Ох уж эти агентессы, они и прекрасны, и коварны, и капризны, и необычайно эффективны в работе, и совершенно бездарны, и никогда не знаешь, успех ли ожидает тебя или позорный провал! Но куда деваться, если служишь Делу?
Клим махнул рукой, подлетел официант, и стол стал заполняться едой и вином.
Танго закончилось. Клим представил непрошеных гостей, натренированная Рита не показала виду, что хочет разорвать на части эту старую выдру, Красовский, он же Тони Грин (по английски говорил, как и все американские евреи), про себя отметил экзальтированность Марии, что никогда не красит агента НКВД и создает неоправданный риск, – последний в организации принимали только оправданный.
А тут еще Мария возжелала петь, пошепталась с музыкантами и закатила такой шлягер, что все мужики забыли про своих подруг, подхватили песню и устроили ей бешеную овацию.

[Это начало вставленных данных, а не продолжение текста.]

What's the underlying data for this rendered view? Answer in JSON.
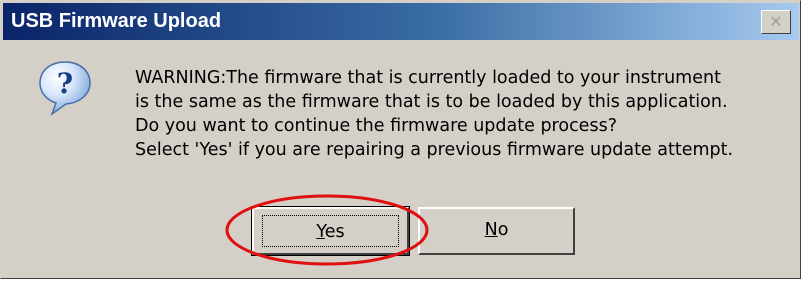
{
  "window": {
    "title": "USB Firmware Upload",
    "close_glyph": "✕"
  },
  "icon": {
    "name": "question-icon",
    "glyph": "?"
  },
  "message": {
    "lines": [
      "WARNING:The firmware that is currently loaded to your instrument",
      "is the same as the firmware that is to be loaded by this application.",
      "Do you want to continue the firmware update process?",
      "Select 'Yes' if you are repairing a previous firmware update attempt."
    ]
  },
  "buttons": {
    "yes": {
      "mnemonic": "Y",
      "rest": "es"
    },
    "no": {
      "mnemonic": "N",
      "rest": "o"
    }
  },
  "colors": {
    "titlebar_start": "#0a246a",
    "titlebar_end": "#a6caf0",
    "dialog_bg": "#d4d0c8",
    "highlight_ellipse": "#e01010"
  }
}
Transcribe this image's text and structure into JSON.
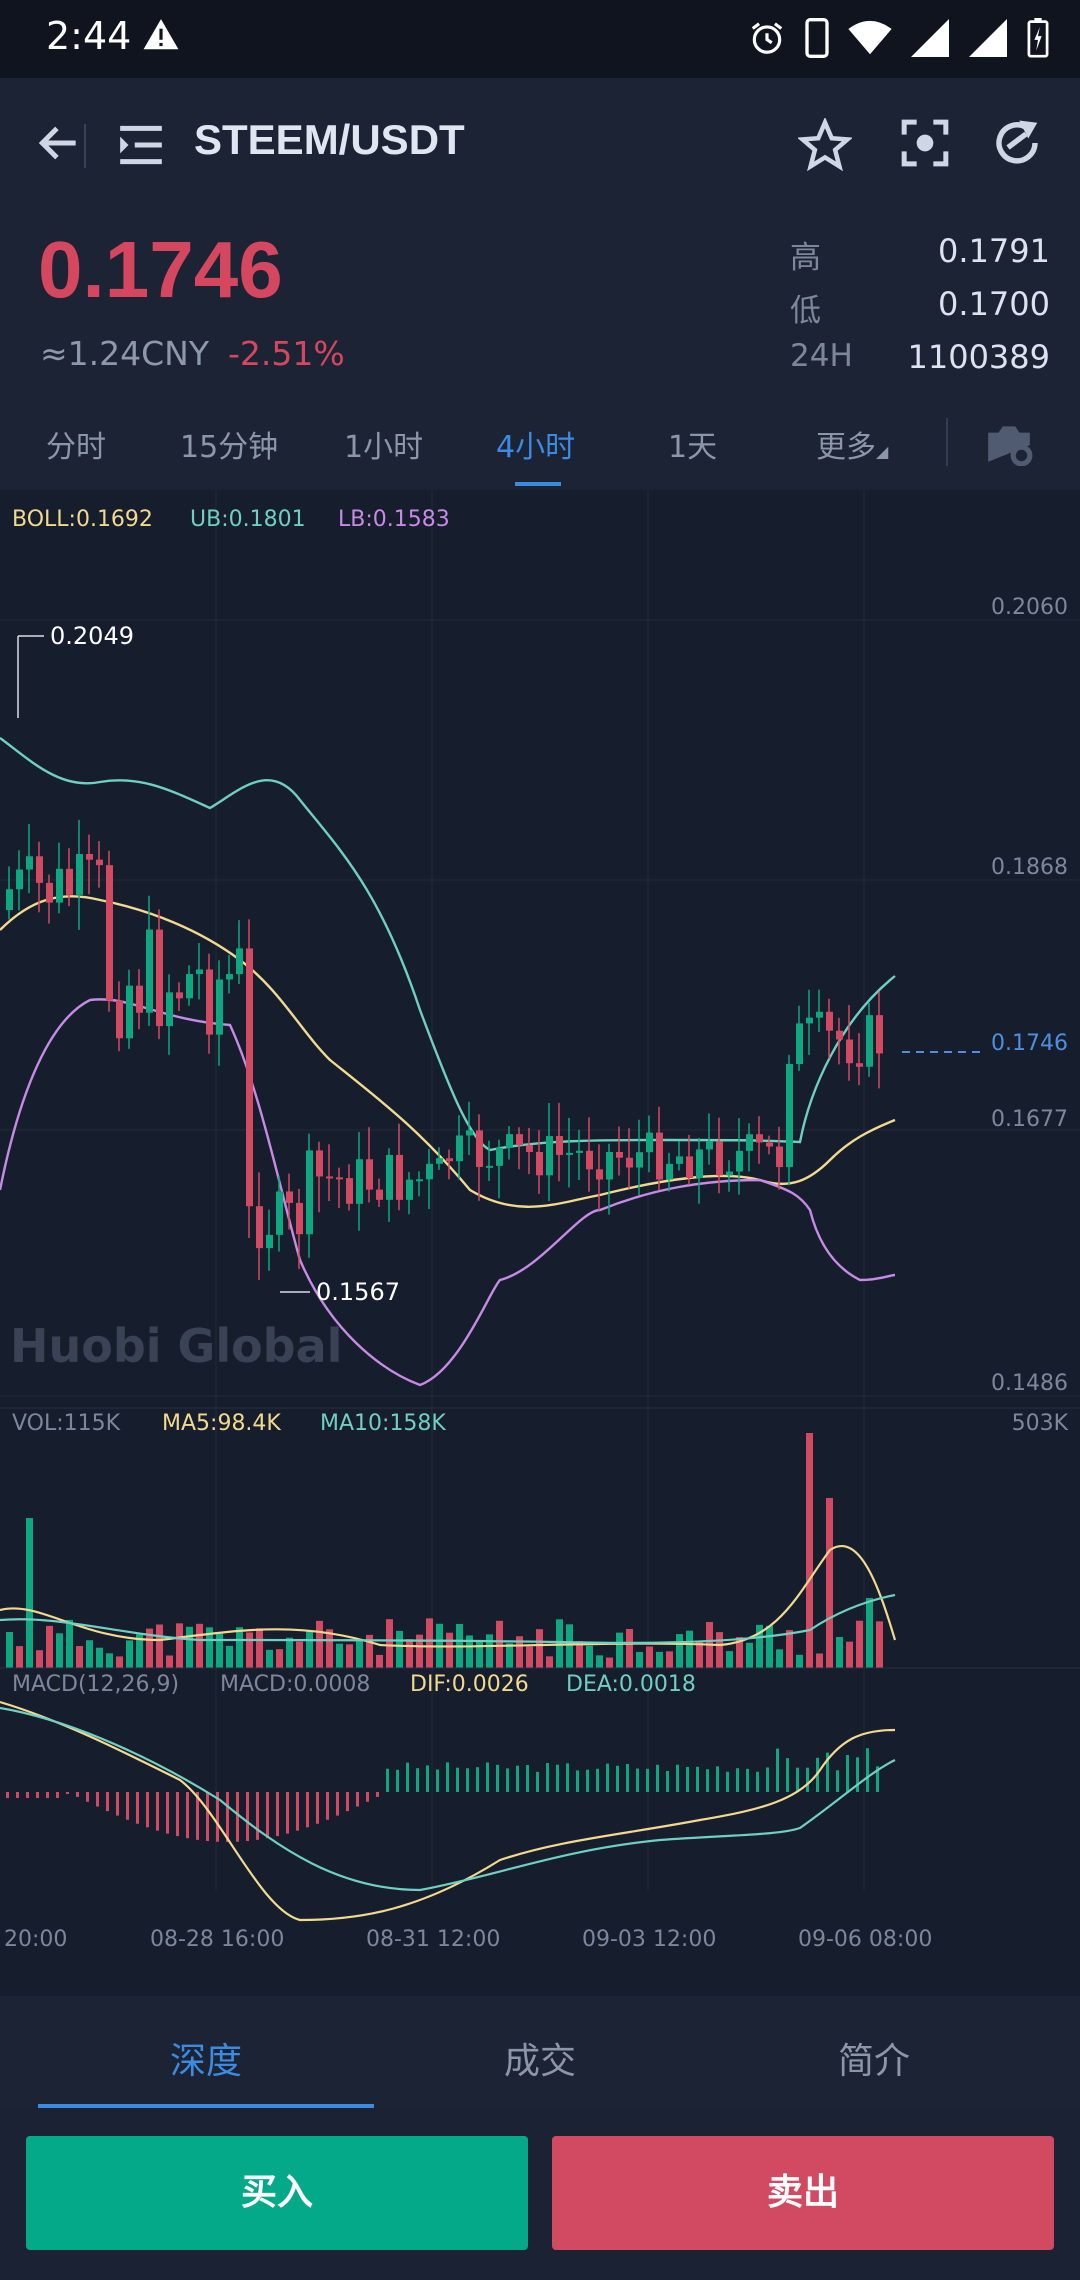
{
  "status_bar": {
    "time": "2:44"
  },
  "header": {
    "pair": "STEEM/USDT"
  },
  "ticker": {
    "price": "0.1746",
    "cny": "≈1.24CNY",
    "change": "-2.51%",
    "stats": [
      {
        "label": "高",
        "value": "0.1791"
      },
      {
        "label": "低",
        "value": "0.1700"
      },
      {
        "label": "24H",
        "value": "1100389"
      }
    ]
  },
  "intervals": [
    "分时",
    "15分钟",
    "1小时",
    "4小时",
    "1天",
    "更多"
  ],
  "active_interval": "4小时",
  "indicators": {
    "boll": "BOLL:0.1692",
    "ub": "UB:0.1801",
    "lb": "LB:0.1583",
    "vol": "VOL:115K",
    "ma5": "MA5:98.4K",
    "ma10": "MA10:158K",
    "vol_max": "503K",
    "macd_params": "MACD(12,26,9)",
    "macd": "MACD:0.0008",
    "dif": "DIF:0.0026",
    "dea": "DEA:0.0018"
  },
  "watermark": "Huobi Global",
  "colors": {
    "up": "#0ea77f",
    "down": "#d24a62",
    "accent": "#3b8be0",
    "boll_mid": "#f2d98f",
    "boll_ub": "#6fd0c0",
    "boll_lb": "#c78ae6"
  },
  "chart_data": {
    "type": "candlestick",
    "price_axis_labels": [
      "0.2060",
      "0.1868",
      "0.1746",
      "0.1677",
      "0.1486"
    ],
    "annotations": {
      "high": "0.2049",
      "low": "0.1567",
      "last": "0.1746"
    },
    "time_axis_labels": [
      "20:00",
      "08-28 16:00",
      "08-31 12:00",
      "09-03 12:00",
      "09-06 08:00"
    ],
    "ylim": [
      0.1486,
      0.206
    ],
    "grid": true
  },
  "bottom_tabs": [
    "深度",
    "成交",
    "简介"
  ],
  "actions": {
    "buy": "买入",
    "sell": "卖出"
  }
}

Затем пили вино за республику, за коммунистов и за то, что они, в отличие от фашистов, – хорошие люди.
Вскоре нарушительница спокойствия мирно удалилась с сыном, зал постепенно расползался на сон, Рита потянула супруга в номер, но он уперся, как конь, и сухо заметил, что впереди его ожидают неотложные дела.
– Не эта ли старая кляча? – Рите нельзя было отказать в проницательности.
– Мы работаем вместе.
– По ее морде видно, как вы работаете.
– Неужели ты не понимаешь, что сейчас творится?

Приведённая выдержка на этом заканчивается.